Asked by Rob Demovsky of if he had any indication that team president Mark Murphy was going to fire him, McCarthy said he didn’t.

Frankly, no I did not,” McCarthy said. “As a head coach, I’ve always tried to stay immune to and stand in front of all the outside noise. That was always my focus with my players. It was always to protect them as much as possible from the drama. I think that’s important. And I stayed true to that to the last day. If we missed the playoffs, I expected change might happen.

“But the timing surprised me. Actually it stunned me. But time provides the opportunity for reflection and clarity and that’s where I’m at now. And it’s clear to me now that both sides needed a change.”

McCarthy said that in the wake of his firing, his wife told him she was relieved, because of the toll the job had taken on him in recent years. She pointed out that it was clear he wasn’t happy, and that the job “beat the hell out of you the last couple of years.”

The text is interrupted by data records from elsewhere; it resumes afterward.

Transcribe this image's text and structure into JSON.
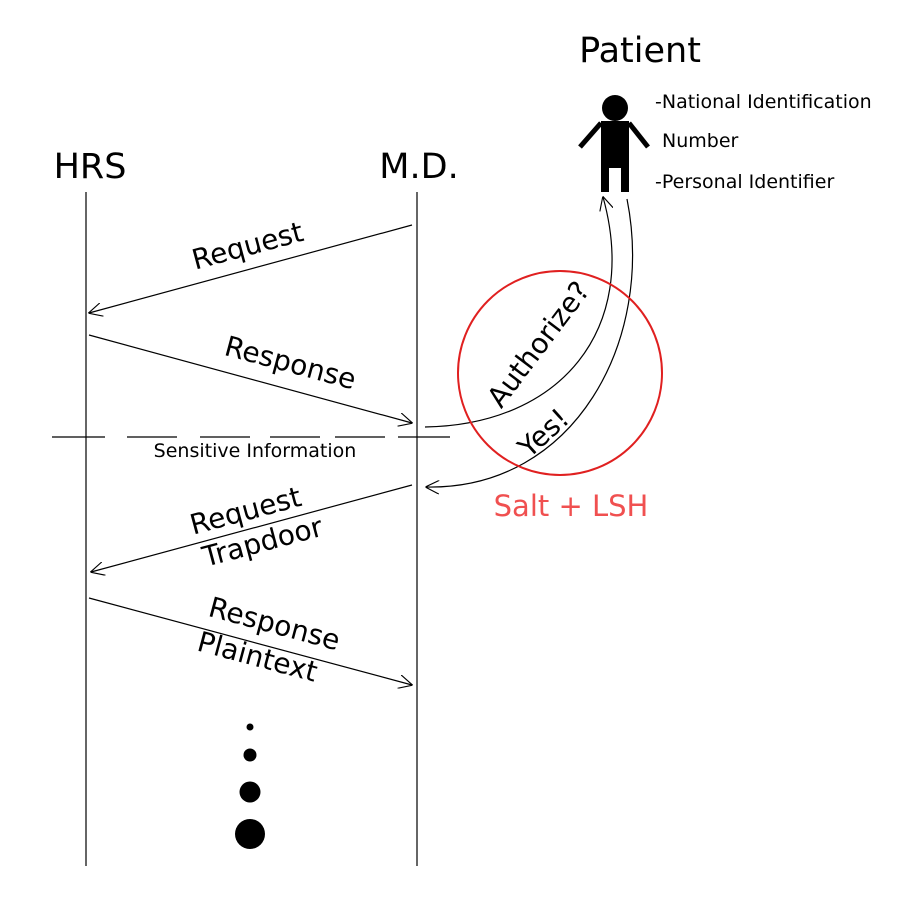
{
  "diagram": {
    "actors": {
      "hrs": "HRS",
      "md": "M.D.",
      "patient": "Patient"
    },
    "patient_info": {
      "line1": "-National Identification",
      "line2": "Number",
      "line3": "-Personal  Identifier"
    },
    "messages": {
      "request": "Request",
      "response": "Response",
      "sensitive": "Sensitive Information",
      "request2_line1": "Request",
      "request2_line2": "Trapdoor",
      "response2_line1": "Response",
      "response2_line2": "Plaintext"
    },
    "auth": {
      "authorize": "Authorize?",
      "yes": "Yes!",
      "note": "Salt + LSH"
    },
    "colors": {
      "ink": "#000000",
      "accent": "#f05050",
      "circle": "#e02020"
    }
  }
}
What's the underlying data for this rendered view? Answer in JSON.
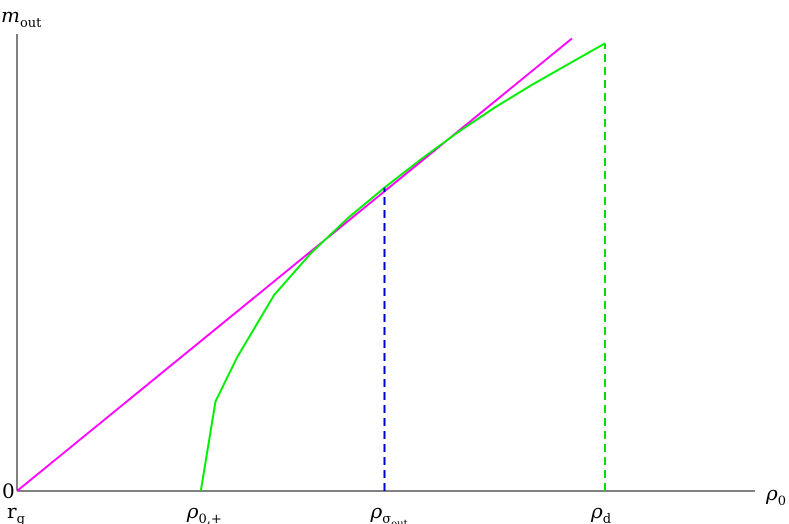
{
  "chart_data": {
    "type": "line",
    "xlabel": {
      "base": "ρ",
      "sub": "0"
    },
    "ylabel": {
      "base": "m",
      "sub": "out"
    },
    "xlim": [
      0,
      1.0
    ],
    "ylim": [
      0,
      1.0
    ],
    "y_zero_label": "0",
    "x_ticks": [
      {
        "x": 0.0,
        "base": "r",
        "sub": "g"
      },
      {
        "x": 0.25,
        "base": "ρ",
        "sub": "0,+"
      },
      {
        "x": 0.5,
        "base": "ρ",
        "sub": "σ",
        "subsub": "out"
      },
      {
        "x": 0.8,
        "base": "ρ",
        "sub": "d"
      }
    ],
    "series": [
      {
        "color": "#ff00ff",
        "style": "solid",
        "x": [
          0.0,
          0.755
        ],
        "y": [
          0.0,
          1.01
        ]
      },
      {
        "color": "#00ee00",
        "style": "solid",
        "x": [
          0.25,
          0.27,
          0.3,
          0.35,
          0.4,
          0.45,
          0.5,
          0.55,
          0.6,
          0.65,
          0.7,
          0.75,
          0.8
        ],
        "y": [
          0.0,
          0.2,
          0.3,
          0.438,
          0.531,
          0.609,
          0.677,
          0.741,
          0.801,
          0.856,
          0.906,
          0.953,
          0.999
        ]
      }
    ],
    "dashed_verticals": [
      {
        "x": 0.5,
        "y_top": 0.677,
        "color": "#0000cc"
      },
      {
        "x": 0.8,
        "y_top": 0.999,
        "color": "#00dd00"
      }
    ],
    "grid": false,
    "legend": "none"
  }
}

Still, he thought he deserved a better ending.

“Obviously. It couldn’t have been handled any worse,” McCarthy said. “Anytime you lose a close game, it’s a difficult time emotionally afterwards, but when you lose a home game at Lambeau Field in December, it’s really hard. And that hasn’t happened very often. I walked out of my press conference, and I’m thinking about the game, thinking about how our playoff shot was now minimal. That’s where my head was at. And when I was told Mark Murphy wanted to see me — and the messenger was cold and the energy was bad. Mark said it was an ugly loss, and it was time to make change. He said something about the offense and the special teams, and he didn’t think it was going to get any better. There was no emotion to it. That was hard.

“Every time I released an individual, you get your words right. There’s a personal component to it. You know he has a family. He’s family. There wasn’t any of that. So that was off. The way people leave that building was very important to me. That’s a part of the business. Hopefully moving forward for guys like Clay [Matthews] and Randall [Cobb] and Nick Perry and Jordy Nelson and T.J. Lang, it’s important for them to leave the right way. That way represents the Green Bay Packers standard that I tried to uphold every day.

“That exit, frankly, Rob, the exit really stuck with me for a while. It was hard to swallow. The emotional challenge of shifting from humiliation to reflection was a very important step in seeking clarity so I could personally grow from the experience of my entire Green Bay Packer career; that’s what I wanted to get to, not just the ending of it.”

McCarthy sounds like he’s in a better place now, but clearly needed some time to work through his 13-year run which ended a few weeks short.